Na semana passada, a situação condicionou significativamente o acesso à Embaixada, tanto de funcionários como de outros utentes, inclusive os que pretendiam aceder ao Centro Cultural Português.
“Na semana passada os funcionários não conseguiam entrar e, por isso, reiteramos o pedido para ter segurança à porta, especialmente por terem surgido rumores de que o comportamento poderia não ser tão pacifico”, explicou fonte diplomática.
“É uma questão de ordem pública fora da Embaixada. E neste âmbito, as autoridades timorenses têm de garantir segurança e o acesso às instalações”, sublinhou ainda.
Muitos dos jovens mostram-se frustrados com a demora no processo, com alguns a dizerem que têm os seus pedidos pendentes desde 2015 ou 2016 e que estão, ainda, sem informação sobre quando haverá uma decisão.
A nacionalidade portuguesa é acessível a qualquer timorense nascido até 19 de maio de 2002, véspera da data em que Timor-Leste restaurou a sua independência e deixou, formalmente, de ser um “território não autogovernado sob administração portuguesa”.
Com um reduzido número de funcionários – há cinco para processar todos os atos consulares – e a entrada diária de entre 45 e 60 novos pedidos de nacionalidade, o já complexo processo de obter a nacionalidade torna-se ainda mais difícil.
Além do volume em si, os processos tornam-se mais complicados porque apresentam, em muitos casos, apenas documentos de paróquias ou provas inadequadas de registo de nascimento, tendo aumentado os casos de fraude e falsificação documental.
No passado, muitos dos processos eram enviados para a Conservatória dos Registos Centrais em Lisboa e, perante dúvidas, eram devolvidos a Timor-Leste para verificação, implicando, na prática, que um funcionário consular fosse à paróquia em causa comprovar o registo de nascimento.
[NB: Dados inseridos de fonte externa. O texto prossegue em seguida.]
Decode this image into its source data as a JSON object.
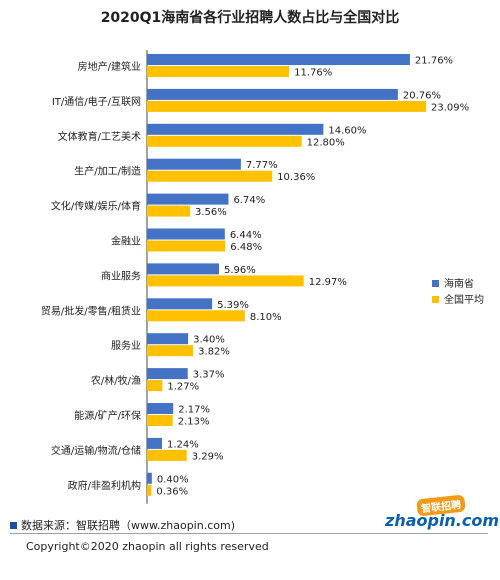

A embaixada alterou os procedimentos e agora realiza as verificações de todos os pedidos em Timor-Leste, antes sequer de os processos serem enviados para Lisboa, procurando assim minimizar a possibilidade de rejeição e consequentes atrasos adicionais.
Se em Díli e arredores esse processo é mais fácil, noutras paróquias mais distantes o processo é complicado, sendo que em muitos casos são os registos das igrejas as únicas fontes de informação de nascimento.